Furthermore where the sender and receiver are in separate clock domains the communication of read and write pointers require additional hardware to ensure the pointers are communicated safely without corruption due to clock domain boundary errors.
Further flow control designs determine a common transfer size between sender and receiver, enable the sender to maintain local read and write pointers, and enable the receiver to maintain a local read pointer. Such examples further are configured to allow the sender to contain a memory mapped register which drives a request signal to the receiver. Furthermore in such examples allow the receiver to contain a further memory mapped register which drives and an acknowledgement signal to the sender. In such examples the sender can place data into the buffer, update the sender write pointer, then compare the read and write pointers so that where the sender determines that the amount of data in the buffer is more than the agreed transfer size the sender sets a request signal by writing to the memory mapped register.

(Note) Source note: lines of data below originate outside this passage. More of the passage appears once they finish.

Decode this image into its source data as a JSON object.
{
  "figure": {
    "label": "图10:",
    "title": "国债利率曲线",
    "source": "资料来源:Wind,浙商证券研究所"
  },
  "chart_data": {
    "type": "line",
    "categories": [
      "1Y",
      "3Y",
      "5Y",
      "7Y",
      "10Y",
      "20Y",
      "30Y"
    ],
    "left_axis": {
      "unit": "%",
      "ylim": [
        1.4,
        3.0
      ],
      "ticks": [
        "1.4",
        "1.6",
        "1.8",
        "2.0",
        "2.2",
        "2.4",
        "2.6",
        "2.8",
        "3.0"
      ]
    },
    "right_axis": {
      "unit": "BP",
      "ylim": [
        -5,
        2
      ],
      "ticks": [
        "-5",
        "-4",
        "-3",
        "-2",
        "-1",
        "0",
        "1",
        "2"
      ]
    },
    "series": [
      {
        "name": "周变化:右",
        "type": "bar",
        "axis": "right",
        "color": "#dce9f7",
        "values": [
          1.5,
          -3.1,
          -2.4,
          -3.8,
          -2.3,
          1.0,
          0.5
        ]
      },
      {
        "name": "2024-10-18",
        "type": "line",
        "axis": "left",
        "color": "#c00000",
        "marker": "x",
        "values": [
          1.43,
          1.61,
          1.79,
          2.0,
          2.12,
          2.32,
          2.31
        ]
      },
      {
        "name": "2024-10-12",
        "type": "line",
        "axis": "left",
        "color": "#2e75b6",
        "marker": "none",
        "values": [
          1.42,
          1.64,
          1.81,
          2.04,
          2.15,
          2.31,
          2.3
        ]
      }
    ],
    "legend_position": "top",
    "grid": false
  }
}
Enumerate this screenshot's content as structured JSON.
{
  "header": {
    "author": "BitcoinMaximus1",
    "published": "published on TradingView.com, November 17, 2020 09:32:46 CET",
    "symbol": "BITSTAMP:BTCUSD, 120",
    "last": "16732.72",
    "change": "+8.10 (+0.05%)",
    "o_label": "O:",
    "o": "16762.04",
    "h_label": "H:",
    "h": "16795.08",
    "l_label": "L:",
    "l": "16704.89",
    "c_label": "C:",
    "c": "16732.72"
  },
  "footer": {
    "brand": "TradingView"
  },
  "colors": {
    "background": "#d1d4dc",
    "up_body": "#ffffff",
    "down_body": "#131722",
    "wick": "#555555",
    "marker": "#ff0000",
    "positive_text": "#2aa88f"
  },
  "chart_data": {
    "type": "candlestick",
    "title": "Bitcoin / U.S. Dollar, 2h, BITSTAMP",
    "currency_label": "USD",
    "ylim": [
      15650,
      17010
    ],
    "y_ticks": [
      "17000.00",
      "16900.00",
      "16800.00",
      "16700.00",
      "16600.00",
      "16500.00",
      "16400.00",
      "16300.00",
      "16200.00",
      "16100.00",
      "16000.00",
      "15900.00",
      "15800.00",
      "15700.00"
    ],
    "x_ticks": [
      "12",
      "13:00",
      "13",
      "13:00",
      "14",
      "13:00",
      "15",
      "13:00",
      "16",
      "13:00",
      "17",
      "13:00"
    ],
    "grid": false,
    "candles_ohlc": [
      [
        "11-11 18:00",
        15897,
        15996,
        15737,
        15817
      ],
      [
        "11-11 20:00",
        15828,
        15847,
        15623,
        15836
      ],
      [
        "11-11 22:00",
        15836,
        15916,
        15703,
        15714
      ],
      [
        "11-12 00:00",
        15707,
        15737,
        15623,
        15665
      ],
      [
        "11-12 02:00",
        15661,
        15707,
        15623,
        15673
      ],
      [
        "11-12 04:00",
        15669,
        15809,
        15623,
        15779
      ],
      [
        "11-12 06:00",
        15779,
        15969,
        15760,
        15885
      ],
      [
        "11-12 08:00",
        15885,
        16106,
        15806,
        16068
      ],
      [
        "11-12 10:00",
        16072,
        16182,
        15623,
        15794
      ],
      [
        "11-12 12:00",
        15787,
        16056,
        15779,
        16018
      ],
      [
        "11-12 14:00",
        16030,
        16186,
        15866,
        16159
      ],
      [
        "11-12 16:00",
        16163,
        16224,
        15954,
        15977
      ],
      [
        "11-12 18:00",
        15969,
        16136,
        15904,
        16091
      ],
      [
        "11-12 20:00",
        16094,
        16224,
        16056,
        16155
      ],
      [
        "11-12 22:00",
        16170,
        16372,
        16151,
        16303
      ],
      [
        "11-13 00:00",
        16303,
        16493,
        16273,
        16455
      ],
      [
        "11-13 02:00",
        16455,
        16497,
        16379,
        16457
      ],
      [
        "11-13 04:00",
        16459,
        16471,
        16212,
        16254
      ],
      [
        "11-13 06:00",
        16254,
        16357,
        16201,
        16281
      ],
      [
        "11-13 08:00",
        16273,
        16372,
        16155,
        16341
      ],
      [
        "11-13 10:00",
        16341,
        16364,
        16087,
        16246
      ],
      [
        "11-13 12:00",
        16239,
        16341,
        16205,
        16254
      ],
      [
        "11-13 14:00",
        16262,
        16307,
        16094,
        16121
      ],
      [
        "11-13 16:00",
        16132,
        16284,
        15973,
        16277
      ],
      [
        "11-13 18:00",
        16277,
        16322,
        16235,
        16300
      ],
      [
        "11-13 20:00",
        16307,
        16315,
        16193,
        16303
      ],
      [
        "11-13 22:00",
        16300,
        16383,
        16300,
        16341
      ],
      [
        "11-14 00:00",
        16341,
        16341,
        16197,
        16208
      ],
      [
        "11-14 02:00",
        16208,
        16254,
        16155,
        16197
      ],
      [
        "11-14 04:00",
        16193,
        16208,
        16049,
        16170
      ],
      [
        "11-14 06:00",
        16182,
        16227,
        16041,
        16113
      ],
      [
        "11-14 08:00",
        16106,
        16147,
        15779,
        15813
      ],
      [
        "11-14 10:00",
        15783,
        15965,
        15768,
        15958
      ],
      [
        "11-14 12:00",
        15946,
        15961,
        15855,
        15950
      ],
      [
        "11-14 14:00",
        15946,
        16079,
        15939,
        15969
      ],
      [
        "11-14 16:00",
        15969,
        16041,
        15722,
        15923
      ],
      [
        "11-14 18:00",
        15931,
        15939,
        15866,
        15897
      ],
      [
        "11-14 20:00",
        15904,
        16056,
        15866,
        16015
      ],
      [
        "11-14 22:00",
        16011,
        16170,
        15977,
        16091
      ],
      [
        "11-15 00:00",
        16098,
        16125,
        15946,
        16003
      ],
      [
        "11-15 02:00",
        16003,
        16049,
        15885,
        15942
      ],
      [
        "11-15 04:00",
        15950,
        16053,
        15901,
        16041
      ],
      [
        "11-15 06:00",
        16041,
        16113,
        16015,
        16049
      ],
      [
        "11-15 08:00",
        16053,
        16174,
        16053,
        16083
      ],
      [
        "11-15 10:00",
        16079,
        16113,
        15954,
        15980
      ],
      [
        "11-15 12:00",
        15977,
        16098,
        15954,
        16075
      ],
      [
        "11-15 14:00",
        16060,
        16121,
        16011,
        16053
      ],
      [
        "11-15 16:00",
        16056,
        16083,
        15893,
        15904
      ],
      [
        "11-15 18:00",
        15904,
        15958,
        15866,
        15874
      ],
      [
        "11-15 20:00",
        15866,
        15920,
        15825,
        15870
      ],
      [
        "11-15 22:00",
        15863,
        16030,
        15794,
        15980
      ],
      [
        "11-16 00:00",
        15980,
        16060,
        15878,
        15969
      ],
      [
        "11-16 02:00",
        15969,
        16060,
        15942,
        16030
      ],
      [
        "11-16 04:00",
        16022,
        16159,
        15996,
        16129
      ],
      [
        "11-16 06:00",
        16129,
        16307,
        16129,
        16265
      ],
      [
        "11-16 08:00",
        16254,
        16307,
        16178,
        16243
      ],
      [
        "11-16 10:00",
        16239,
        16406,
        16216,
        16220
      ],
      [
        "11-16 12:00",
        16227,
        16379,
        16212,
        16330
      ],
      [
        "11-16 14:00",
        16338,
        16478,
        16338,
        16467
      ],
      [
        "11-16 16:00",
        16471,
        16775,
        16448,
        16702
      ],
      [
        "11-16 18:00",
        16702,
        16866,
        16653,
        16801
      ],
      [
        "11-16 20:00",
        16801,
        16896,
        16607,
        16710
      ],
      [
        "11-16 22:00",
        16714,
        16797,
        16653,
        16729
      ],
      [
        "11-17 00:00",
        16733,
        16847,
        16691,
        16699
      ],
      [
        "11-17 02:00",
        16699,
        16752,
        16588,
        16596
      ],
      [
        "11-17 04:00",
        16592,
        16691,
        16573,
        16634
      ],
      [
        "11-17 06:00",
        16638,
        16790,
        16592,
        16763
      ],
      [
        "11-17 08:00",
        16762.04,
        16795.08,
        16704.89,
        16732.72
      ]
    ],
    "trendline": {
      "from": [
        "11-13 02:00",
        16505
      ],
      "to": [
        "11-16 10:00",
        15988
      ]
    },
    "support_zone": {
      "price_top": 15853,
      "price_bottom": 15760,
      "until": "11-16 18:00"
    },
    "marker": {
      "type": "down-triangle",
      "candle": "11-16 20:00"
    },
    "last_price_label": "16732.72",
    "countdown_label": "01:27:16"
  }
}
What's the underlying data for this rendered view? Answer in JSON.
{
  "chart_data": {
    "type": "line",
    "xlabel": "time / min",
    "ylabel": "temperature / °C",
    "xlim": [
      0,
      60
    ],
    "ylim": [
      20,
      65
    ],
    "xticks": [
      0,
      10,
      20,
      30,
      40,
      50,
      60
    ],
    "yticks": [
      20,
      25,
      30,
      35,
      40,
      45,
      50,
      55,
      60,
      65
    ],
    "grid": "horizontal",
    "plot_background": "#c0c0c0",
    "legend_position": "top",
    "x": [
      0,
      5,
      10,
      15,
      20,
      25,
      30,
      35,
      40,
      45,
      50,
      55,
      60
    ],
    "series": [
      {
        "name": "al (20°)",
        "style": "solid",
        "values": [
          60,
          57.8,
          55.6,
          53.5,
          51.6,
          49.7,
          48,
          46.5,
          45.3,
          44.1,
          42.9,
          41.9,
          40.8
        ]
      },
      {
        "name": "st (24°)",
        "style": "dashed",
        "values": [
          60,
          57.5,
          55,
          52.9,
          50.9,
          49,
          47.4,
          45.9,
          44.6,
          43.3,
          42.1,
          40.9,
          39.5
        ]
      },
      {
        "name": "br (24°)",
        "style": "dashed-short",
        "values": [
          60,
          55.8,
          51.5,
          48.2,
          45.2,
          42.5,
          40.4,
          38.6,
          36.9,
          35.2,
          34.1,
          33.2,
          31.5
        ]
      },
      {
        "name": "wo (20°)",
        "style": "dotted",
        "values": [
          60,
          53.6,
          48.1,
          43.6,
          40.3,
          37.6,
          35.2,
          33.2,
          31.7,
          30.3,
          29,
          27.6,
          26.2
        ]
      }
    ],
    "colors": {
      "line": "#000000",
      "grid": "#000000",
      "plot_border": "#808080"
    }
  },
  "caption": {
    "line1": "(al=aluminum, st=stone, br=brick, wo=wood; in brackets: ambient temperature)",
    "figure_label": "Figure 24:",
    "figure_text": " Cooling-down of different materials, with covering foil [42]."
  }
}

The receiver sees the request signal asserted and reads the agreed amount of data from the shared memory buffer. Once the receiver has read the data the receiver uses the receiver memory mapped register to invert the acknowledged signal. The sender then detects the edge of the acknowledged signal and updates the sender read pointer to take account of the data read from the shared memory buffer. Then based on the current fill level of the shared memory buffer the sender can choose to clear or assert the request signal.
These examples of flow control allow flow control to be maintained because the receiver will not attempt to read data from the buffer unless the request is asserted. Also the sender will not write data into the buffer if the write pointer passes the read pointer as the sequence of edges on the acknowledge signal ensure that the sender's copy of the read pointer is kept up to date.
In such examples only two wires between the sender and receiver, a request write wire and an acknowledge wire are required. However the request and acknowledge signals require very fast propagation between the sender and receiver. Where propagation is slow then the receiver can poll the request signal before the previous acknowledgement edge has propagated through to the de-assertion of the request resulting in a single request being serviced twice by the sender. This can for example generate memory buffer underflow.